To tackle the issue head-on, you must help clients be strategic and proactive in their recruitment process. Here’s how you can create strategic staffing plans for clients with in-demand roles:
1. Analyze in-demand staffing needs
Before focusing on in-demand roles, you likely had a two-part plan in place—staffing both permanent roles and filling temporary positions as needed. Now, you need to reanalyze and evaluate your clients’ in-demand staffing needs.
Start with a few basic but revealing questions:
- How many in-demand openings do they have?
- How many overall in-demand positions do they currently have?
- What’s the turnover rate of these roles?
- What’s the biggest issue in filling these roles?
- What criteria are absolutely necessary, and what criteria will they bend on?
Use these key insights to initiate more in-depth conversations with your clients about their staffing needs. When necessary, ask for hiring and turnover data to ensure the next steps in your strategy align with their key issues.
2. Identify the needs and expectations of in-demand candidates
Candidates’ expectations and needs vary on a case-by-case basis.

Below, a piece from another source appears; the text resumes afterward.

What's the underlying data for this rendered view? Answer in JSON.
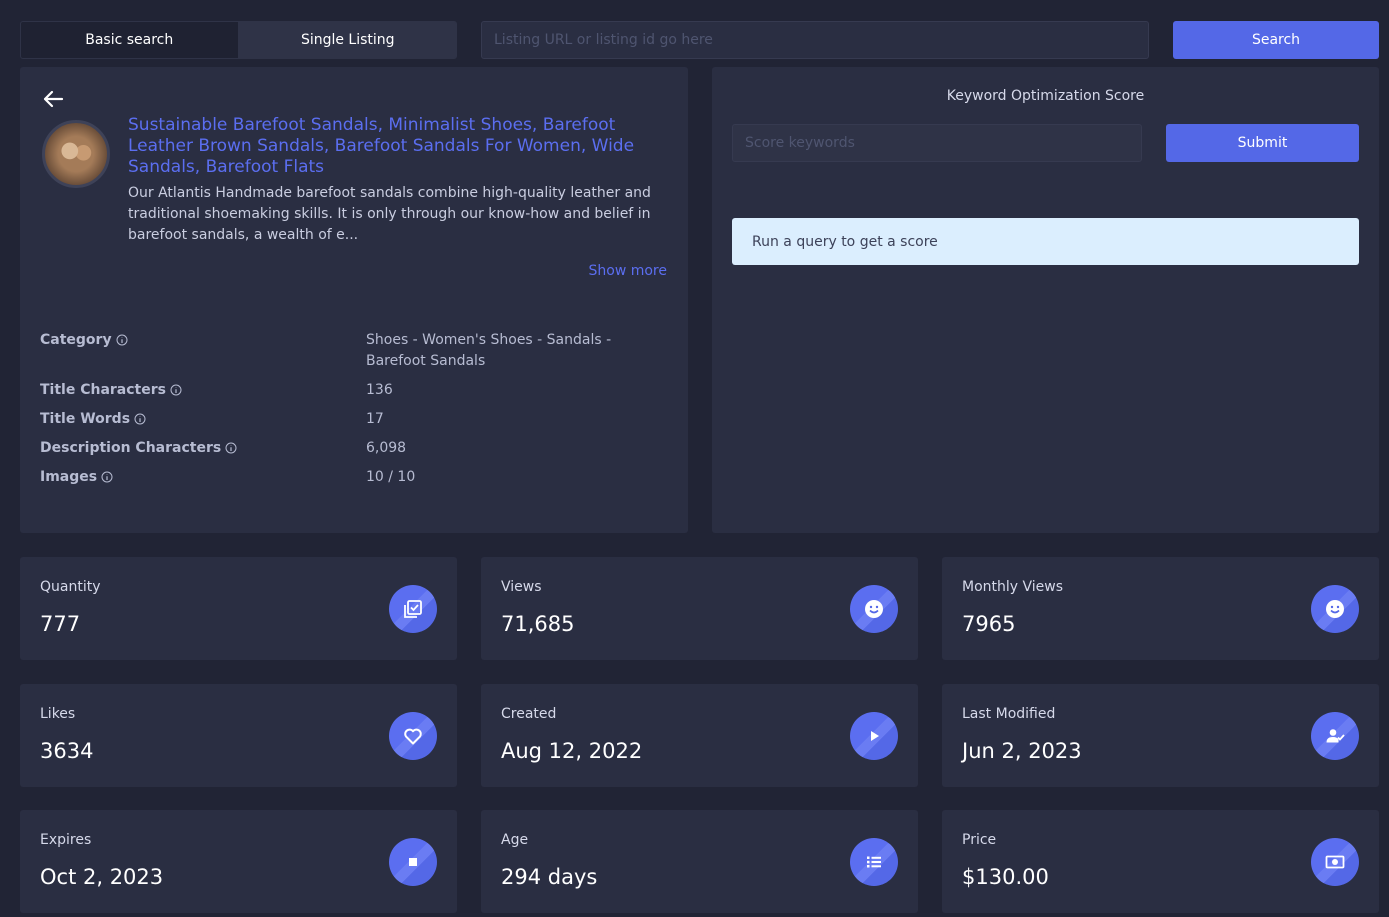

For instance, the Manpower Group report found what candidates want from employers varies by age, gender, and where people are in their career lifecycle. However, there are three non-negotiables for every gender and generation—more pay, flexibility, and challenging work.
It’s important to steer clients in the direction of candidates who will succeed at their company, not just those who possess the right skill sets to meet role requirements. Start by asking them to identify the traits of current employees holding in-demand positions. What are their soft skills? Do they like collaborating with the team or working solo?
Then, present clients with a poll to offer current employees in hard-to-fill roles. Focus on what attracted them to the company, what makes them stay, and what they feel helps them succeed in the company.
For example, current marketing employees may stay because they love their flexible schedules and the potential for career growth. Those in skilled trades, however, may place greater importance on working with a great team and pay.
3. Design a future staffing projection
As you know, your clients’ immediate needs likely won’t align with their needs a few years—or even months—down the road. Sit down with clients to create a staffing projection for the next five to 10 years. The information you obtain during projection meetings will help you identify and prepare for future in-demand role needs now.
If, for example, they plan on restructuring the company, will all of their current in-demand roles still exist? Or will new ones be added? If there’s a recession, will in-demand roles, like marketing, be taken off the table?
4. Update branding strategies
Your clients aren’t the only ones who need a strong branding strategy to attract high-quality, in-demand talent. Together, you need to strategize how you’ll entice candidates to move into your pipeline, through your recruitment process, and successfully into their hiring process.
There’s no doubt other staffing firms are vying for the same in-demand candidates you are. So, it’s important to set yourself apart, even in your first interaction.
Use personalized video messages as part of your email signature when reaching out to candidates. Make your intentions clear from the start to let candidates know they can trust you and your goal of placing them with only the best employers. Additionally, get your clients to record short video messages regarding in-demand roles. This increases the immediate connection candidates have with their brand and opportunities and leaves a lasting impression.
5. Create a clear assessment plan
Quickly and effectively assessing talent is even more critical for in-demand roles than others. Unfortunately, all too often, clients have slow internal processes, making it nearly impossible for you to keep top talent readily available.
That’s why it’s critical to devise a clear assessment plan with clients. Start with a clear timeline and help clients stick to it to keep the placement process moving forward. Also, create a standardized process based on your clients needs to help you both effectively assess job and cultural fit.
Use tools that align with the structured process and allow for faster, more productive collaboration with clients. One-way video interviews, for example, enable you to ask the same pre-set questions in the same format. As a result, you and your clients easily evaluate the likelihood of a candidate’s success and satisfaction in a role.
6. Review and repeat
Strategic staffing plans should never be set in stone. The job market, employee expectations, and your clients’ companies are constantly evolving, and so should your plans.
Frequently assess how a plan is working by reviewing your placement success. Determine how well your strategy is working. Analyze KPIs, such as interviews booked by candidate nurture campaigns, interviews booked by communication type, candidate dropout rates, where candidates drop out, and retention rates to assess where the plan needs to be altered.